Donald Trump’s four years in the White House have shaken the outer board. Both allied and rival countries have a lot at stake at the polls
Between resignation and hope, and in the shadow of a new wave of coronavirus, the world looks with the utmost expectation at the US Donald Trump’s term, marked by unilateralism and trade disputes, has shaken the international board and has dynamited some traditional Washington alliances. Some international players hope that he will win re-election, but others are confident that a Joe Biden victory will at least smooth over the edges. The Democrat, despite everything, also does not arouse enthusiasm among some of those who prefer a change in the leadership of the world’s leading power.
The health, social and economic crisis caused by the pandemic keeps European leaders absorbed, with little time to look to the other side of the Atlantic. But over Brussels and the rest of European capitals the shadow of a second victory for Donald Trump in the elections of November 3 or, worse still, that of a defeat not admitted by the current occupant of the White House.
Never before has the European Union faced the risk of a failed election in the greatest power on the planet. With some irony, one MEP has even proposed that Brussels send an observer mission to verify that the US elections comply with the democratic standards that the EU usually demands of countries with suspected political networks.
The unknown about the electoral outcome contrasts with the clear conviction that, whoever wins, the major trends in the transatlantic relationship will remain unchanged. “There will be nuances if the Democrat Joe Biden reaches the White House, but a sharp turn in US international politics cannot be expected,” says a senior official at the European Commission.
Brussels assumes that Washington will continue to ignore the security of the old continent, a trend that began under the presidency of Barack Obama and accentuated with Trump. The second major trend that will continue to affect Europe will be the confrontation between the US and China, “a policy in which both Republicans and Democrats agree,” says a community source.
Faced with these two invariable trends, the European Union awaits the US elections between resignation and mistrust. The EU and, in particular, its main partner, Germany, arrive scared after four years of disagreements with the Trump Administration. German Chancellor Angela Merkel and French President Emmanuel Macron tried, with little luck, to ingratiate themselves with the peculiar American leader, confident that the exercise of power would lead him to value the transatlantic relationship.

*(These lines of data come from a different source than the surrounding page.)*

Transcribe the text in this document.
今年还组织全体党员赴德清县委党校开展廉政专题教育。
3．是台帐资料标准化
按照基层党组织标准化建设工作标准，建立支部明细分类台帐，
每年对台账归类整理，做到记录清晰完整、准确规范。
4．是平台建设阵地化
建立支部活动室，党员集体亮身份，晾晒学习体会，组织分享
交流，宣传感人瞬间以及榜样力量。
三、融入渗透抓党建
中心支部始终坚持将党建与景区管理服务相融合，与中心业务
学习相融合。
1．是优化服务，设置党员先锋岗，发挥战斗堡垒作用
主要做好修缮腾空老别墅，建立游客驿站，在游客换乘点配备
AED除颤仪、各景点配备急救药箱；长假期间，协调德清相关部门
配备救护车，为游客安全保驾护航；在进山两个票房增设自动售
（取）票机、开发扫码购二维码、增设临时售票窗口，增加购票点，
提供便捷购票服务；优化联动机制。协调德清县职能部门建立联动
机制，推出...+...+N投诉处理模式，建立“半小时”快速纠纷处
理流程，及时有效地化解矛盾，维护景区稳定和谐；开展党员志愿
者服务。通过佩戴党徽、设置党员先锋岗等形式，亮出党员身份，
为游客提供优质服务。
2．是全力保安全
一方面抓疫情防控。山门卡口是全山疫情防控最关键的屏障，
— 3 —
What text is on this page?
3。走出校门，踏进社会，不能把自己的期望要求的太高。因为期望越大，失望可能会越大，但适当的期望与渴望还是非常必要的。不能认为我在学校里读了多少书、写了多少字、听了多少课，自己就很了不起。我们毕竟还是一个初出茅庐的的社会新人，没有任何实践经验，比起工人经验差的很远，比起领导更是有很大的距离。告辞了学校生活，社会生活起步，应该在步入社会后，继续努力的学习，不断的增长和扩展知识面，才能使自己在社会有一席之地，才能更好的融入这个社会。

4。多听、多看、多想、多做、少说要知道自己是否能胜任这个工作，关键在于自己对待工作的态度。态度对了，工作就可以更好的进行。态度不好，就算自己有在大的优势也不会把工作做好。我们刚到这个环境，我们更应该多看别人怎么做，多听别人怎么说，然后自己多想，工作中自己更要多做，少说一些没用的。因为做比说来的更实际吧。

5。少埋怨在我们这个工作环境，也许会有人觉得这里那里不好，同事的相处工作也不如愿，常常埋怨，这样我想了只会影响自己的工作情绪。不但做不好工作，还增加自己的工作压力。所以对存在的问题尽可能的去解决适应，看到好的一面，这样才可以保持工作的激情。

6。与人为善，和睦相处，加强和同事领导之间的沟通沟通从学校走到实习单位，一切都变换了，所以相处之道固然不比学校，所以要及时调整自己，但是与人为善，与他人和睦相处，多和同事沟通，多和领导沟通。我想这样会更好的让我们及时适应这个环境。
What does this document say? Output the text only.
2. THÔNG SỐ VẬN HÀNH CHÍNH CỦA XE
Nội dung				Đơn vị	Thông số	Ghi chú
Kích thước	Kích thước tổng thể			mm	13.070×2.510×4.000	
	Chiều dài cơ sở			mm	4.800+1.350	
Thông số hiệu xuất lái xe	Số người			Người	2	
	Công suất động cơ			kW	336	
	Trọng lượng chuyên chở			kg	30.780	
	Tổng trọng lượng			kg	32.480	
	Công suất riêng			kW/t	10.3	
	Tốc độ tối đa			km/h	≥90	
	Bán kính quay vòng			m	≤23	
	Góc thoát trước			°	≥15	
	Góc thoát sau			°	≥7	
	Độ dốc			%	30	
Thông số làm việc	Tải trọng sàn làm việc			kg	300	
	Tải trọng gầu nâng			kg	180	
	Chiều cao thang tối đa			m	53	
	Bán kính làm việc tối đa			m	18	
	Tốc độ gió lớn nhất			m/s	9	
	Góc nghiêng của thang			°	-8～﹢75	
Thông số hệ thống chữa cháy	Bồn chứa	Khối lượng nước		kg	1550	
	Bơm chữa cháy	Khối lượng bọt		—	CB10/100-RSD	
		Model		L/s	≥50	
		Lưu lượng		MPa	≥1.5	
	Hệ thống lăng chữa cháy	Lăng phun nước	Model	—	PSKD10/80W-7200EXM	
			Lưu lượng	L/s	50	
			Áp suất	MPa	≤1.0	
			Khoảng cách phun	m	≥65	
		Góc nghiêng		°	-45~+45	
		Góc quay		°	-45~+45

More successful was the former President of the Commission, Jean-Claude Juncker, who achieved a trade truce. But the current president, Ursula von der Leyen, has only had a brief meeting with Trump and her long-awaited visit to the White House was postponed sine die as a result of the pandemic and little interest on the other side of the Atlantic.
Faced with the unlikely return of a transatlantic relationship as close as the one at the end of the 20th century, the EU prefers to turn to its strategic sovereignty agenda, once postponed and now accelerated in response to the Trump gale. “Our agenda is not going to vary either whoever wins,” warns a senior community official. Commission sources believe that a Trump defeat would soften friction with Washington and perhaps allow international consensus to be restored on issues such as Iran or the fight against climate change. But they suspect that multilateralism will not be like 2016 again and with that calculation in mind they await the reelection of the 45th US president or the arrival of the 46th. And they do not rule out that the transition, if it occurs, will be as turbulent and conflictive as the four years that are now ending.
The relationship between the Prime Minister of the United Kingdom, Boris Johnson, and the American President, Donald Trump, has always been more the fruit of mutual convenience and personal friendship than of a shared political and international vision. In fact, the then mayor of London did more in 2016, during his visit to New York, to be close to the Democratic candidate, Hillary Clinton, than to woo Trump.
The continuity of the Republican in the White House, however, was until now a fundamental piece in the post-Brexit strategy of the British Conservative Government. Not so much for his staunch defense of the United Kingdom’s exit from the EU – which on many occasions has become an untimely interference in the internal politics of his ally – as for his firm commitment to a future trade agreement that could replace , at least for the gallery, the gaps caused by the break with the EU.
Democrat Joe Biden has shown no particular enthusiasm for the exotic British prime minister. He has also made clear his rejection of Brexit. And what is more serious, he has clearly shown his irritation at the approval of the Internal Market Act promoted by Downing Street, a unilateral failure of the commitments made by London when signing the Withdrawal Agreement with the EU that puts stability at risk of peace in Ireland reached with the Good Friday Agreement. Biden, of Irish descent, has expressed black on white his rejection of any future trade agreement with the United Kingdom if that legal text remains in force.
Johnson’s team has been shocked by surprise. The powerful machinery that controls Biden’s campaign has established a wall of isolation from the rest of the world, to avoid suspicions of external interference like those that contaminated the presidential elections four years ago. And so Downing Street has been unable to begin to build bridges with what, according to polls, could be the next US Administration.